Feb 17

Dev Blog For www.OpenKanjiDic.com started

In which I talk about my ideas on discovering Kanji, start my development blog and give one-third-way up in my endeavour to finish a design document at 8 am.

So for documenting the process of implementing www.openkanjidic.com, here's the new and shiny development blog. I guess there's actually a lot to be said about my plans for the page and how it should work, or not work.

The reason there's already an online version, with the ability to sign up, log in and browse the kanji database is, that i firmly believe in always having a running version of your project. Sadly this means that some poor souls will be subjected to the unfinished site.

So to get started somewhere, here's a bit of an overview what's to be expected under those tabs.

The Kanji Tab

I like Kanji, and I like browsing through them. That's what can be done right now. But that's not really useful. What I like to do is having an interface similar to jlex.org, however I am thinking that it should be possible to reduce the initial selection from the overwhelming matrix seen on their search to 5 to 7 options at a time.

The information given by the grapheme database (kradfile) certainly makes this possible, though it's one of the more interesting problems to approach. The idea behind this is to reduce the number of choices one has to make to at each step. The human mind has problems handling more than 5 to 7 pieces of information at the same time. On the other hand the number of steps to actually find the kanji should still be as minimal as possible.

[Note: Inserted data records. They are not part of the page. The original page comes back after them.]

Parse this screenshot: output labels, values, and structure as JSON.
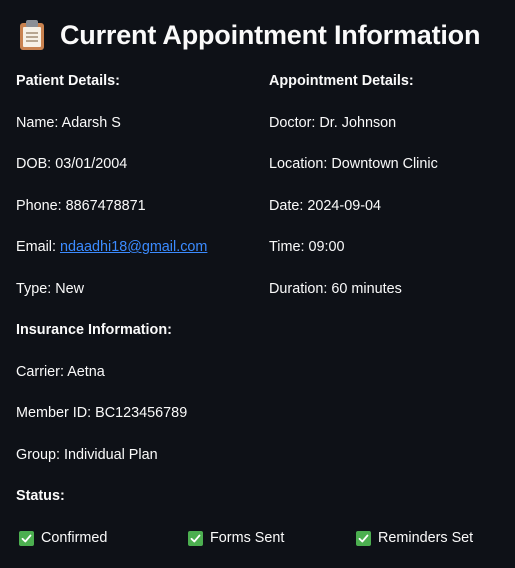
{
  "title": "Current Appointment Information",
  "title_icon": "clipboard-icon",
  "patient": {
    "heading": "Patient Details:",
    "name_label": "Name:",
    "name": "Adarsh S",
    "dob_label": "DOB:",
    "dob": "03/01/2004",
    "phone_label": "Phone:",
    "phone": "8867478871",
    "email_label": "Email:",
    "email": "ndaadhi18@gmail.com",
    "type_label": "Type:",
    "type": "New"
  },
  "appointment": {
    "heading": "Appointment Details:",
    "doctor_label": "Doctor:",
    "doctor": "Dr. Johnson",
    "location_label": "Location:",
    "location": "Downtown Clinic",
    "date_label": "Date:",
    "date": "2024-09-04",
    "time_label": "Time:",
    "time": "09:00",
    "duration_label": "Duration:",
    "duration": "60 minutes"
  },
  "insurance": {
    "heading": "Insurance Information:",
    "carrier_label": "Carrier:",
    "carrier": "Aetna",
    "member_label": "Member ID:",
    "member_id": "BC123456789",
    "group_label": "Group:",
    "group": "Individual Plan"
  },
  "status": {
    "heading": "Status:",
    "items": [
      {
        "label": "Confirmed",
        "checked": true,
        "icon": "check-icon"
      },
      {
        "label": "Forms Sent",
        "checked": true,
        "icon": "check-icon"
      },
      {
        "label": "Reminders Set",
        "checked": true,
        "icon": "check-icon"
      }
    ]
  },
  "colors": {
    "background": "#0e1117",
    "text": "#fafafa",
    "link": "#3b8bff",
    "check": "#4caf50"
  }
}
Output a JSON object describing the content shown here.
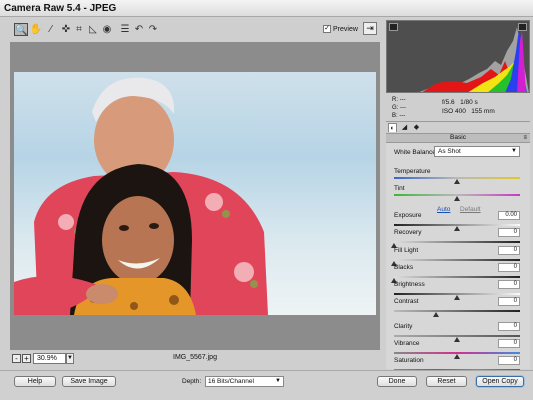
{
  "window": {
    "title": "Camera Raw 5.4  -  JPEG"
  },
  "toolbar": {
    "tools": [
      {
        "icon": "zoom-icon",
        "glyph": "🔍"
      },
      {
        "icon": "hand-icon",
        "glyph": "✋"
      },
      {
        "icon": "white-balance-icon",
        "glyph": "⁄"
      },
      {
        "icon": "color-sampler-icon",
        "glyph": "✜"
      },
      {
        "icon": "crop-icon",
        "glyph": "⌗"
      },
      {
        "icon": "straighten-icon",
        "glyph": "◺"
      },
      {
        "icon": "red-eye-icon",
        "glyph": "◉"
      },
      {
        "icon": "preferences-icon",
        "glyph": "☰"
      },
      {
        "icon": "rotate-left-icon",
        "glyph": "↶"
      },
      {
        "icon": "rotate-right-icon",
        "glyph": "↷"
      }
    ],
    "preview_label": "Preview",
    "preview_checked": true
  },
  "status": {
    "zoom": "30.9%",
    "filename": "IMG_5567.jpg"
  },
  "readout": {
    "r_label": "R:",
    "r_value": "---",
    "g_label": "G:",
    "g_value": "---",
    "b_label": "B:",
    "b_value": "---",
    "aperture": "f/5.6",
    "shutter": "1/80 s",
    "iso": "ISO 400",
    "focal_length": "155 mm"
  },
  "panel": {
    "title": "Basic",
    "white_balance_label": "White Balance:",
    "white_balance_value": "As Shot",
    "temperature_label": "Temperature",
    "tint_label": "Tint",
    "auto_label": "Auto",
    "default_label": "Default",
    "sliders": {
      "exposure": {
        "label": "Exposure",
        "value": "0.00",
        "level": 0.5
      },
      "recovery": {
        "label": "Recovery",
        "value": "0",
        "level": 0.0
      },
      "fill_light": {
        "label": "Fill Light",
        "value": "0",
        "level": 0.0
      },
      "blacks": {
        "label": "Blacks",
        "value": "0",
        "level": 0.0
      },
      "brightness": {
        "label": "Brightness",
        "value": "0",
        "level": 0.5
      },
      "contrast": {
        "label": "Contrast",
        "value": "0",
        "level": 0.33
      },
      "clarity": {
        "label": "Clarity",
        "value": "0",
        "level": 0.5
      },
      "vibrance": {
        "label": "Vibrance",
        "value": "0",
        "level": 0.5
      },
      "saturation": {
        "label": "Saturation",
        "value": "0",
        "level": 0.5
      }
    },
    "temperature_level": 0.5,
    "tint_level": 0.5
  },
  "bottom": {
    "help_label": "Help",
    "save_label": "Save Image",
    "depth_label": "Depth:",
    "depth_value": "16 Bits/Channel",
    "done_label": "Done",
    "reset_label": "Reset",
    "open_copy_label": "Open Copy"
  },
  "colors": {
    "accent": "#3a6ea5",
    "histogram_bg": "#4e4e4e"
  }
}
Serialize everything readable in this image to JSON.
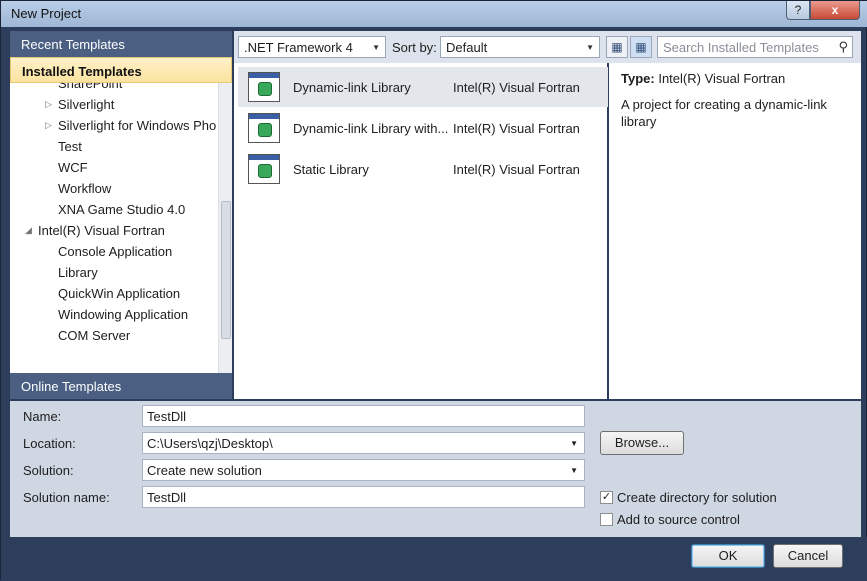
{
  "window": {
    "title": "New Project",
    "help_glyph": "?",
    "close_glyph": "x"
  },
  "left_panel": {
    "recent_templates": "Recent Templates",
    "installed_templates": "Installed Templates",
    "online_templates": "Online Templates",
    "tree": [
      {
        "label": "SharePoint",
        "indent": 2,
        "arrow": ""
      },
      {
        "label": "Silverlight",
        "indent": 2,
        "arrow": "▷"
      },
      {
        "label": "Silverlight for Windows Pho",
        "indent": 2,
        "arrow": "▷"
      },
      {
        "label": "Test",
        "indent": 2,
        "arrow": ""
      },
      {
        "label": "WCF",
        "indent": 2,
        "arrow": ""
      },
      {
        "label": "Workflow",
        "indent": 2,
        "arrow": ""
      },
      {
        "label": "XNA Game Studio 4.0",
        "indent": 2,
        "arrow": ""
      },
      {
        "label": "Intel(R) Visual Fortran",
        "indent": 1,
        "arrow": "◢"
      },
      {
        "label": "Console Application",
        "indent": 2,
        "arrow": ""
      },
      {
        "label": "Library",
        "indent": 2,
        "arrow": ""
      },
      {
        "label": "QuickWin Application",
        "indent": 2,
        "arrow": ""
      },
      {
        "label": "Windowing Application",
        "indent": 2,
        "arrow": ""
      },
      {
        "label": "COM Server",
        "indent": 2,
        "arrow": ""
      }
    ]
  },
  "toolbar": {
    "framework": ".NET Framework 4",
    "sort_label": "Sort by:",
    "sort_value": "Default",
    "search_placeholder": "Search Installed Templates"
  },
  "templates": [
    {
      "name": "Dynamic-link Library",
      "language": "Intel(R) Visual Fortran",
      "selected": true
    },
    {
      "name": "Dynamic-link Library with...",
      "language": "Intel(R) Visual Fortran",
      "selected": false
    },
    {
      "name": "Static Library",
      "language": "Intel(R) Visual Fortran",
      "selected": false
    }
  ],
  "details": {
    "type_label": "Type:",
    "type_value": "Intel(R) Visual Fortran",
    "description": "A project for creating a dynamic-link library"
  },
  "form": {
    "name_label": "Name:",
    "name_value": "TestDll",
    "location_label": "Location:",
    "location_value": "C:\\Users\\qzj\\Desktop\\",
    "solution_label": "Solution:",
    "solution_value": "Create new solution",
    "solution_name_label": "Solution name:",
    "solution_name_value": "TestDll",
    "browse_label": "Browse...",
    "create_directory_label": "Create directory for solution",
    "create_directory_checked": true,
    "source_control_label": "Add to source control",
    "source_control_checked": false
  },
  "buttons": {
    "ok": "OK",
    "cancel": "Cancel"
  }
}
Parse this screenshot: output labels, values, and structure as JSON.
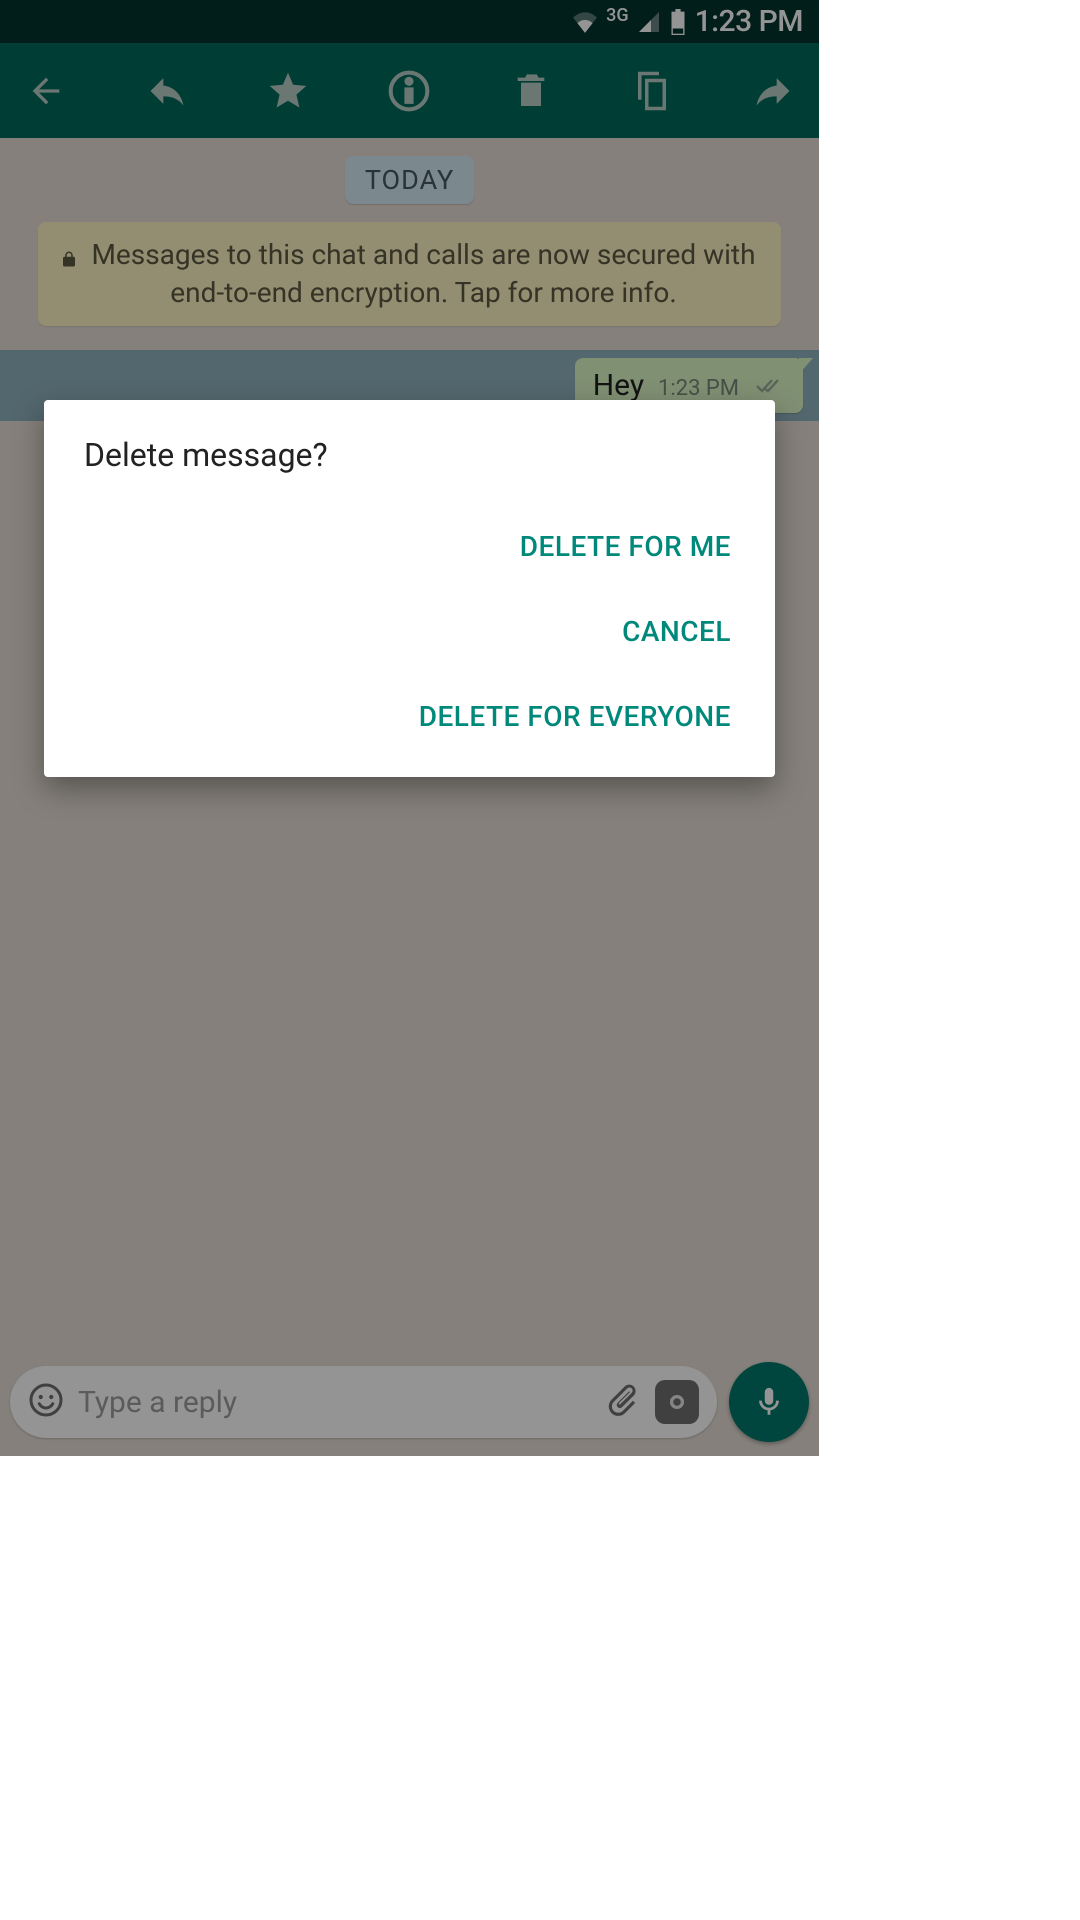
{
  "statusbar": {
    "network": "3G",
    "time": "1:23 PM"
  },
  "chat": {
    "day_label": "TODAY",
    "encryption_text": "Messages to this chat and calls are now secured with end-to-end encryption. Tap for more info.",
    "message": {
      "text": "Hey",
      "time": "1:23 PM"
    }
  },
  "input": {
    "placeholder": "Type a reply"
  },
  "dialog": {
    "title": "Delete message?",
    "delete_for_me": "DELETE FOR ME",
    "cancel": "CANCEL",
    "delete_for_everyone": "DELETE FOR EVERYONE"
  }
}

In the end it might turn out to not be a good idea, but finding out mistakes is half the fun.

Similar Approaches

Of course I'm not the first one to think of this. For example the quite interesting tatoeba.org project offers this search: Hanzis - Kanjis search. It seems to be similar in spirit, let me quote:

This tool allows you to find information about kanjis/hanzis, especially when you don't know how to input them directly with IMEs. The main way to use this is by submitting subglyph of the character.

They are using data compiled on a the Commons: Chinese characters decomposition page over at wikimedia.org. I think it will be interesting to see, whether this can be improved. (Of course, I do think so.)

Dictionary Cross Reference

The list of dictionary entries available under the page for each kanji is mildly useful at most. Already the results are sorted in the order of complexity of the kanji element of the entry, thus at least delivering a few of the more important entries directly at the top. However no ones going to read through those lists at all, and honestly why?

Once you have understood the way certain grammatical constructs work, e.g. languages are composed by the country with the kanji for language those entries aren't that interesting at all ... what can be done about that?

  1. Nothing at all Maybe it's just a nice to have feature, listing those dictionary entries there, but I should invest time in other things first.

  2. Add filters for grammatical constructs. E.g. find all transitive (vt) or intransitive (vti) verbs with this. る and れる come to mind. With complexity filters this might be interesting.

I guess for now, I'll not pour too much thought into this, as there other tabs to fill, the kanji selector to write ... and so on.